The White Landry Parish man who torched three Black churches in April 2019 to curry favor with “black metal” music fans has been sentenced to 25 years in federal prison after multiple members of the incinerated churches described the suffering he had caused them.
Earnest Hines, a deacon at Mt. Pleasant Baptist Church in Opelousas who works as a bricklayer, told U.S. District Judge Robert R. Summerhays on Monday he had been “mending and fixing on that building” for 30 years. “The legacy that I wanted to leave behind was you don’t need a lot of money, resources, or even a big congregation to have a church,” Hines said. “Now I can’t point to the steps and say I built those by myself. I wanted my work to be an example to all people. That’s all burned down.”
In addition to giving Holden Matthews, 22, a lengthy prison sentence, Summerhays in the Lafayette federal court also ordered the defendant to pay almost $2.7 million combined to Mt. Pleasant, to Greater Union Baptist Church in Opelousas and to St. Mary Baptist Church in Port Barre.

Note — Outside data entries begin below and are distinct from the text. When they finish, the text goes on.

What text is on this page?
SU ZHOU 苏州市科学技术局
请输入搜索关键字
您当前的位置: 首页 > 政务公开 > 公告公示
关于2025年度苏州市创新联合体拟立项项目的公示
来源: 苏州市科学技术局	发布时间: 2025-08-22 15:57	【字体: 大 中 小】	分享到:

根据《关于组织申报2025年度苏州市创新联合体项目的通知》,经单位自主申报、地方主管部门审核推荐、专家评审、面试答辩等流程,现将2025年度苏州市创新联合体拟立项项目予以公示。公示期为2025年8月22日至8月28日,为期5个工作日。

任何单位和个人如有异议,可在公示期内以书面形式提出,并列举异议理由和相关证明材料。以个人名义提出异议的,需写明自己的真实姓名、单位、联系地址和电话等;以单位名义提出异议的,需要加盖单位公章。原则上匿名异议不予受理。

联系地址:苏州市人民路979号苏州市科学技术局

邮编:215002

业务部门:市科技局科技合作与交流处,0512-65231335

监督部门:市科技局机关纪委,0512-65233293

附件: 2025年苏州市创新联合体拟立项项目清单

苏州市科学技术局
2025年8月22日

Addressing the members of the three churches, Matthews said, “There’s not a word in the English language to say how sorry I am.” He said he wished he had a chance to rebuild the churches “with my own hands, brick by brick.” Matthews pleaded guilty in February to state and federal charges related to the arsons. He has not been sentenced in state court, but whatever sentence he receives is expected to run concurrently with his federal sentence.